Sunday, March 17, 2019

Thoughts from Dunedin




Friday 15th March

At lunchtime I applaud our beautiful tamariki for protesting climate change. Calling for global action. Inspirational. Our younger generation leading the way for the planet. I’m so proud I want to hug them all. The world is looking up.

After lunch, I sit in the audience for a panel discussion at ID Fashion when my silent phone keeps buzzing. The talk is of sustainability and the challenges ahead for designers. I look at the desperate message from my adult son. ‘This is happening in Christchurch, right now!’
I check the link. Not an earthquake.

Walking outside, there are still people who don’t know. Taking selfies, buying clothes, drinking coffee. Laughing in the sunshine. I want a megaphone so I can shout to them, ‘Stop, stop, our world is now different!’
Fashion seems irrelevant. Red is all the rage.

Saturday 16th March

I go for a walk. The New Zealand flag is at half mast. Events have been cancelled but Gun City is open. ‘6 Fun shooting activities you can have without a firearms licence! ‘The ad features a man with his tiny children, laughing and bonding over a tripod mounted weapon. Aiming at targets, finger on the trigger. Kapow. So much family fun to be had.

A visiting friend and I make our way to the mosque, buying the last sad bunch of lilies at Veggie Boys.
‘There’s been a run on them today’ says the girl at the counter.
A group of students walk alongside us clutching posies of wild flowers plucked from gardens, maybe their flats, maybe someone elses. Nobody would begrudge a stolen bloom today, headed for a memorial, an offering of sorrow. We lay our flowers down, a poor substitute for regret, but all we can do right now. Two more students tie a bunting of international flags to the railings. A young Samoan girl writes ‘We love you’ inside a heart, with pink pavement chalk.
Aroha, sorry, we are not this, this is your home, spelled out in pastels.

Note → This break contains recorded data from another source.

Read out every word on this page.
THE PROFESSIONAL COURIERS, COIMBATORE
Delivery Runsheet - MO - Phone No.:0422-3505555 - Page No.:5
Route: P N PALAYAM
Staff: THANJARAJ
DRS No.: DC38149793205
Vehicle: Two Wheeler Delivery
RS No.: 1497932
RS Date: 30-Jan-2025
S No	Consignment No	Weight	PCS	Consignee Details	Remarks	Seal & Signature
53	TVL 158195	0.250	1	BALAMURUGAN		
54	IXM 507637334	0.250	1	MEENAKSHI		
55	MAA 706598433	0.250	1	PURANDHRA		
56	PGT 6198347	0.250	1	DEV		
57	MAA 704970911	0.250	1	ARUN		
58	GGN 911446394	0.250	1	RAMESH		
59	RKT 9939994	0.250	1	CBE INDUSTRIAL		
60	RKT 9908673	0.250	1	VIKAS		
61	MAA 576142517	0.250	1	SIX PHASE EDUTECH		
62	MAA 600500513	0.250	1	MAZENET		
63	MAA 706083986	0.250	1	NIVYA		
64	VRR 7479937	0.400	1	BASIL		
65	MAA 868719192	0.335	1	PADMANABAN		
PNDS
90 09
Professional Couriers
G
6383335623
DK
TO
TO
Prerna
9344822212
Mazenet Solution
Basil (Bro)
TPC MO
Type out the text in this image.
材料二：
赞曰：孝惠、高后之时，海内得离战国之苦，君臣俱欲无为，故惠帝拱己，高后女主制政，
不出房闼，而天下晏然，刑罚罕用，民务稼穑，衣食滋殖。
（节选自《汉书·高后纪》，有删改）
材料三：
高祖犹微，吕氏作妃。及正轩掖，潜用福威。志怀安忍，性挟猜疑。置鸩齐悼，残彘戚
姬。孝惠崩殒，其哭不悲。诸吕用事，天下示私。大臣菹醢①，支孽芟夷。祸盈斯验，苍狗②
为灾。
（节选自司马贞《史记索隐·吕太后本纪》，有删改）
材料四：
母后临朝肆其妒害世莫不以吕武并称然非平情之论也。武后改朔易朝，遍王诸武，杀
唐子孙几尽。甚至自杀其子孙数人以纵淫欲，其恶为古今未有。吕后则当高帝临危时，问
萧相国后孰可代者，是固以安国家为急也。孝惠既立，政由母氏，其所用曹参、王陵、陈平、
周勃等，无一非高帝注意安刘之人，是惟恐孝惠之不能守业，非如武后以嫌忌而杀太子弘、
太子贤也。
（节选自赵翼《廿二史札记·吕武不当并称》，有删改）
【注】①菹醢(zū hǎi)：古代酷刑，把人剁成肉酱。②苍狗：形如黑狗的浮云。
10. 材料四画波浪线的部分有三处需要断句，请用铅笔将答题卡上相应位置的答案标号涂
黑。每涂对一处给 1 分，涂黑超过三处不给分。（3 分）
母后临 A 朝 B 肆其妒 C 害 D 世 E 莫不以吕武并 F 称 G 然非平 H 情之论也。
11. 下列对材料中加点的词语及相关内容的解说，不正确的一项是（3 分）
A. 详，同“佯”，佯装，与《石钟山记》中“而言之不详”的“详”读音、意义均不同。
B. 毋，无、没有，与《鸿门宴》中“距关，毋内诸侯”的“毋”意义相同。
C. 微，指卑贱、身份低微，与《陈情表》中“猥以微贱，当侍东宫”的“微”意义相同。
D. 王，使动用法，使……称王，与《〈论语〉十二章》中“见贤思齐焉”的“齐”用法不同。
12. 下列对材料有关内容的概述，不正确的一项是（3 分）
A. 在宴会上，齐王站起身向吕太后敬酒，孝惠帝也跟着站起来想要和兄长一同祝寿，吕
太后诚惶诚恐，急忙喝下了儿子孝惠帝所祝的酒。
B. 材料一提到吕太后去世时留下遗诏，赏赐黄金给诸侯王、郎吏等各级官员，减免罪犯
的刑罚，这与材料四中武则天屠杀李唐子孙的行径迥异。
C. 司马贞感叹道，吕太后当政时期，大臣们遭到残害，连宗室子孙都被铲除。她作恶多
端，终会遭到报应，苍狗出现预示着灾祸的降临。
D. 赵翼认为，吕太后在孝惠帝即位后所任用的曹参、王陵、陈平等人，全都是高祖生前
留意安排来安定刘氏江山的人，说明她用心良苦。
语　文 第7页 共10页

An official sign on the mosque gate, that has been there forever says:
‘The Messenger said: do not harm or reciprocate harm’. And something about making sure you park legally please.

Parked outside on their feet are two policemen. It’s a shock to see the black weapons in their arms. They hold them like an uncomfortable apology, shaped like death.

Huddles of Muslim people. I don’t know what to do. I don’t want to intrude.
We start to walk away and there is one young woman in a hijab staring at the all the tributes.
I touch her hand and say clumsily, ‘I am so, so sorry,’ and we fall into each other’s arms and sob. I hold her tight and she holds me tighter. My friend embraces her too. There is comfort in a single act of touch. For us maybe more than this woman. We want to be forgiven for our country becoming this horror for her.
We walk home my friend and I, swiping at our wet faces.

There are green clad students partying on a rooftop. Early St Patricks Day. One boy leans over and vomits again and again and again, over the wall into the garden. A waterfall of chunks. He gets up, steadies himself and opens another beer to the cheers of his mates. Later he will climb aboard a Lime Scooter, fall off it and clog up the overburdened emergency department with a broken leg. His parents will be so proud he’s at Uni in Otago, all his future ahead of him.  He doesn’t look like the praying sort.

Sunday 17th March
I hear there’s a rush on gun sales before the law change on ownership.






3 comments:

Jo Draper said...

Beautifully observed and described. Thanks for your thoughts and the poignantly drawn image of a the samoan mourner.

Morag Stokes said...

Beautifully observed and written Fifi. xx

Dougbm said...

A beautiful piece Fi. People rushing to buy up guns is just shocking and disgusting. Is this who we are?